Depuis 2012, Delphine Navez enrichit au quotidien une chronique photographique intime qui se construit par l’accumulation d’images-souvenirs. Leur format, le carré, n’exclut rien ni personne de son centre, de son cœur. Il est la figure stable. Il est le proche et le sans mot. Il est l’équilibre à la fois formel et essentiel.
Ces photographies constituent un support mnémonique, un ancrage face à la fuite du temps, des petits cailloux blancs semés sur un sentier. Un jeu aussi : une taquinerie jetée à la figure de son inéluctabilité. Me (mento) Mori : Saturne dévore ses enfants ? Delphine Navez le chatouille sous les bras avec le fil d’Ariane !

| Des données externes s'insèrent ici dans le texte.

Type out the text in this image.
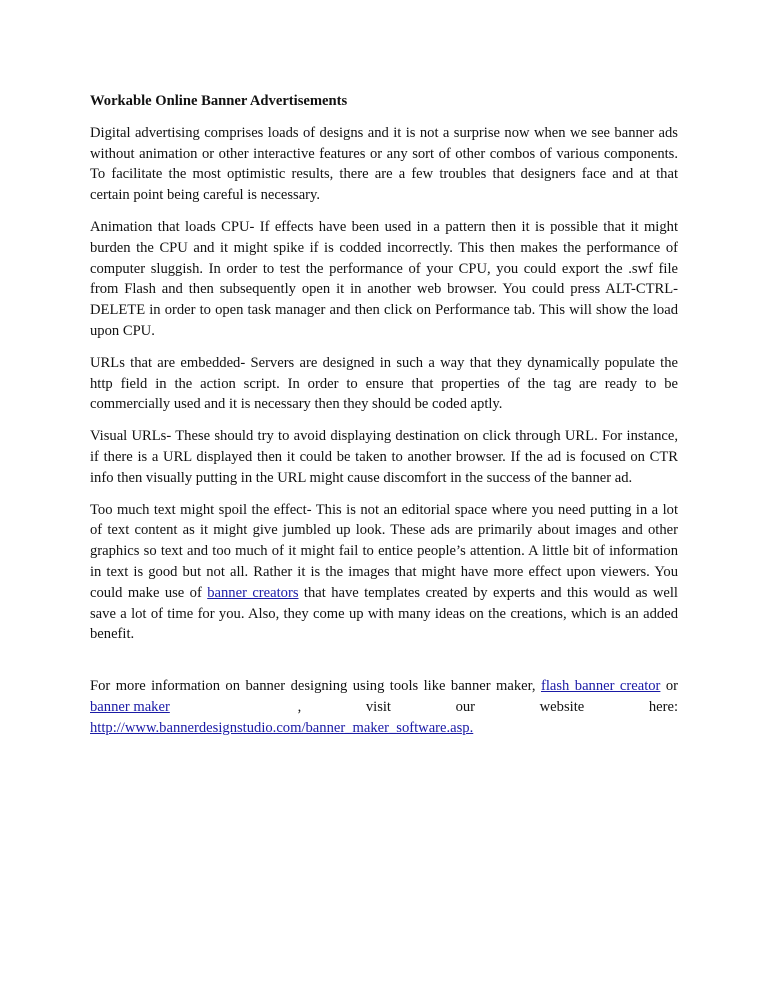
Workable Online Banner Advertisements

Digital advertising comprises loads of designs and it is not a surprise now when we see banner ads without animation or other interactive features or any sort of other combos of various components. To facilitate the most optimistic results, there are a few troubles that designers face and at that certain point being careful is necessary.

Animation that loads CPU- If effects have been used in a pattern then it is possible that it might burden the CPU and it might spike if is codded incorrectly. This then makes the performance of computer sluggish. In order to test the performance of your CPU, you could export the .swf file from Flash and then subsequently open it in another web browser. You could press ALT-CTRL-DELETE in order to open task manager and then click on Performance tab. This will show the load upon CPU.

URLs that are embedded- Servers are designed in such a way that they dynamically populate the http field in the action script. In order to ensure that properties of the tag are ready to be commercially used and it is necessary then they should be coded aptly.

Visual URLs- These should try to avoid displaying destination on click through URL. For instance, if there is a URL displayed then it could be taken to another browser. If the ad is focused on CTR info then visually putting in the URL might cause discomfort in the success of the banner ad.

Too much text might spoil the effect- This is not an editorial space where you need putting in a lot of text content as it might give jumbled up look. These ads are primarily about images and other graphics so text and too much of it might fail to entice people’s attention. A little bit of information in text is good but not all. Rather it is the images that might have more effect upon viewers. You could make use of banner creators that have templates created by experts and this would as well save a lot of time for you. Also, they come up with many ideas on the creations, which is an added benefit.

For more information on banner designing using tools like banner maker, flash banner creator or
banner maker	,	visit	our	website	here:
http://www.bannerdesignstudio.com/banner_maker_software.asp.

Le jeu, c’est aussi l’assemblage, la collection et ce qu’on peut en faire. Ainsi, les images de ME MO RI sont faites pour être manipulées, associées. Memori, ce plaisir d’enfant qui consistait à retrouver des paires, se mue ici en recherche de similitudes et d’échos, cachés dans une ombre, un contraste, une couleur. L’appariement des photographies crée un avant et un après, un fil temporel, une narration chaque fois renouvelée. Assemblés, les carrés se font paysages et l’espace se dédouble. À moins que ce ne soit le temps.

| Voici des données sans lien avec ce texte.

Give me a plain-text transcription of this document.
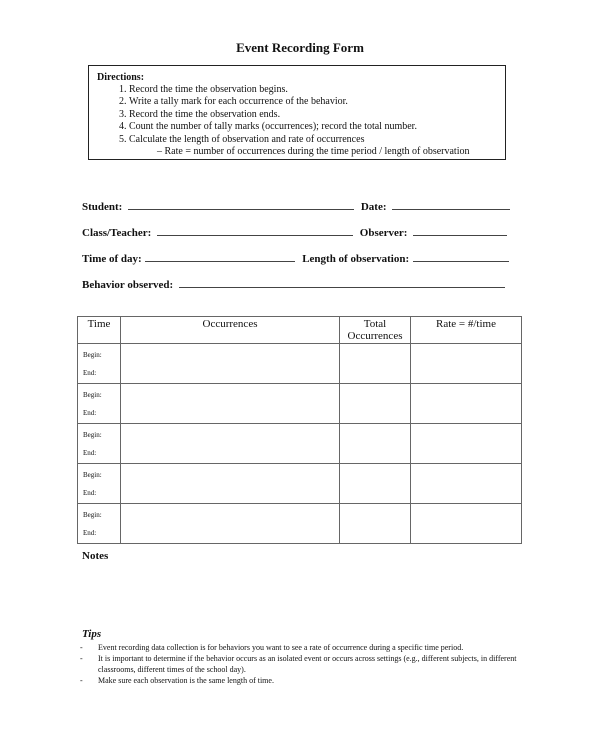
Event Recording Form
Directions:
1. Record the time the observation begins.
2. Write a tally mark for each occurrence of the behavior.
3. Record the time the observation ends.
4. Count the number of tally marks (occurrences); record the total number.
5. Calculate the length of observation and rate of occurrences
– Rate = number of occurrences during the time period / length of observation
Student:	Date:
Class/Teacher:	Observer:
Time of day:	Length of observation:
Behavior observed:
Time	Occurrences	Total Occurrences	Rate = #/time

Begin:
End:			

Begin:
End:			

Begin:
End:			

Begin:
End:			

Begin:
End:			

Notes
Tips
-	Event recording data collection is for behaviors you want to see a rate of occurrence during a specific time period.
-	It is important to determine if the behavior occurs as an isolated event or occurs across settings (e.g., different subjects, in different classrooms, different times of the school day).
-	Make sure each observation is the same length of time.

Mais en nous offrant ses souvenirs, Delphine Navez les désincarne. Ils s’extraient de leurs sujets – famille, amis, lieux parcourus – pour en revêtir d’autres, s’habiller des représentations de ceux qui se les approprient. Sans s’en déposséder, la photographe partage alors l’universalité des émotions qui jaillissent, parfois avec violence, de ses images. Images où l’on peut lire le rire : celui qui éclate avec le son – le sens – le geste ; grinçant parfois. Images où l’on peut lire la perte : la solitude des sujets isolés, la multitude de regards et de bouches entrouvertes et les corps amputés, tendus, brûlés par les blancs. Images, encore, où la couleur soudain détaille, brandit le réel et nous le met sous le nez, nous réveille en sursaut, sans concession.
Car si ME MO RI est un jeu, ce n’est autre que celui de l’existence. La partie est lancée : on fonce tête baissée du drôle au tragique et du tragique au drôle … et inlassablement, on recommence.